If you don’t at least get a budget range, I would seriously question the sanity of investing time in the RFP. Having a budget isn’t an opportunity to fleece the client by pricing it right to the limit, but should instead mean that you design the best possible solution within the boundaries set by the client.
5. Win potential
The most subjective factor in your decision is the probability of winning. Your chance of winning is unfortunately not just based on a good fit in terms if client or project, or even the quality of your response. Very often other factors come into play, including whether other agencies responding are better positioned than you to deliver the goods, or whether the incumbent agency has an unbreakable bond with the client.

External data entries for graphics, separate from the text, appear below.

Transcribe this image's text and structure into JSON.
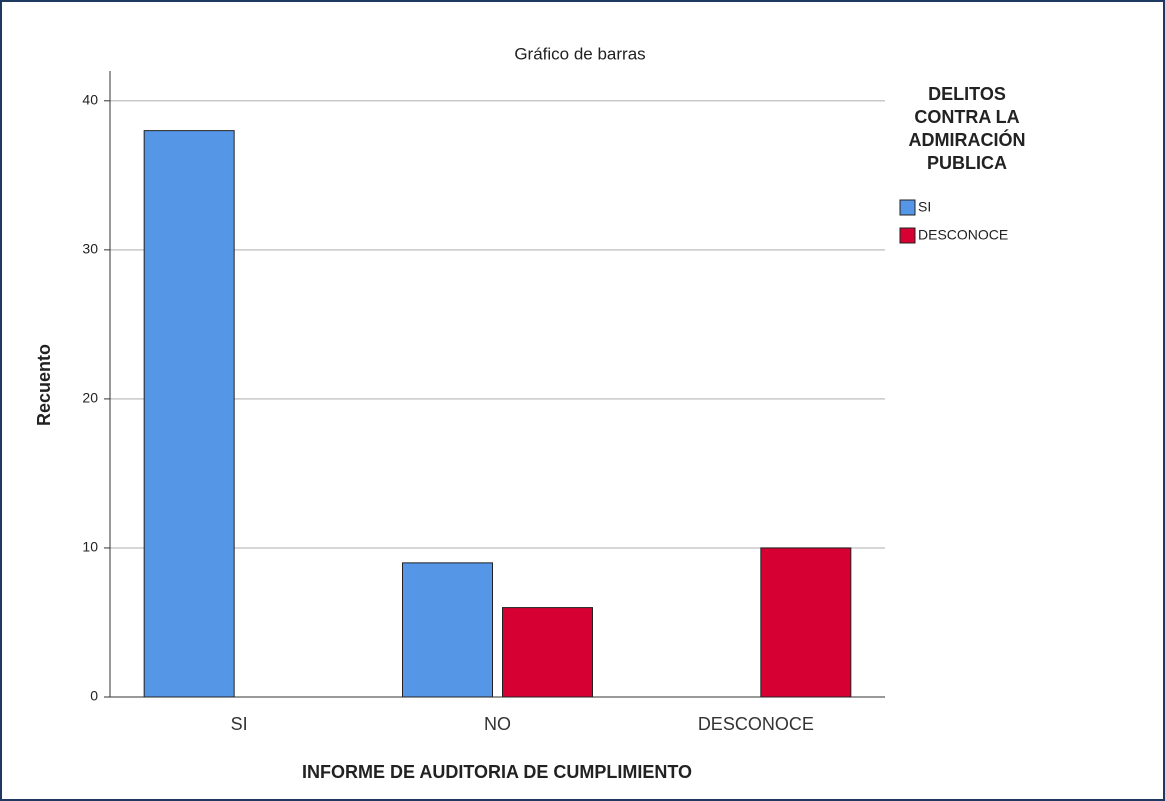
{
  "chart_data": {
    "type": "bar",
    "title": "Gráfico de barras",
    "x_label": "INFORME DE AUDITORIA DE CUMPLIMIENTO",
    "y_label": "Recuento",
    "categories": [
      "SI",
      "NO",
      "DESCONOCE"
    ],
    "series": [
      {
        "name": "SI",
        "color": "#5596e6",
        "values": [
          38,
          9,
          null
        ]
      },
      {
        "name": "DESCONOCE",
        "color": "#d60032",
        "values": [
          null,
          6,
          10
        ]
      }
    ],
    "legend_title": [
      "DELITOS",
      "CONTRA LA",
      "ADMIRACIÓN",
      "PUBLICA"
    ],
    "ylim": [
      0,
      42
    ],
    "yticks": [
      0,
      10,
      20,
      30,
      40
    ],
    "grid": true,
    "legend": "right"
  }
}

My advice is to always ask how many agencies are included in the RFP (the more agencies, the less inclined I am to reply). Research the RFP owners and see whom they are connected to on LinkedIn or who they are communicating with on social media (this can often uncover a strong bond with other agencies). Search the Internet for potential agencies the company may have worked with (often awards are a good indicator). None of these factors necessarily imply you decline, but at least you go in with your eyes wide open. As I said, this is very subjective so go with your gut. If you don’t feel confident you have a good chance of winning, maybe now is the time to back away.
6. Future potential
Lastly, although the longevity of the relationship and the guarantee of further work are not necessarily essential, I always consider the future potential of the account. If you are going to invest money in an RFP you should do so under the assumption that you are going to win and therefore willing to commit your valuable resources. If you are willing to commit your resources and, assuming your resources like everything else on earth are limited, you do so at an opportunity cost – the value of the other projects you will have to forego to deliver this one. Therefore it is always worth considering clients that offer a high lifetime value, over those that represent a one-off gain as the acquisition costs are often the same.
Back to my RFP…Sadly, the one I turned down was a perfect fit in terms of client and project. It would no doubt have had a decent budget and certainly had a huge potential for the future. Unfortunately, we didn’t have the resources available to deliver our highest best and submitting a proposal would have put at risk all the potential benefits. In the interest of the potential client and for the chance to work with them in the future, we had to withdraw.
Don’t get me wrong, all the above doesn’t make that decision any less painful…but it does make it easier.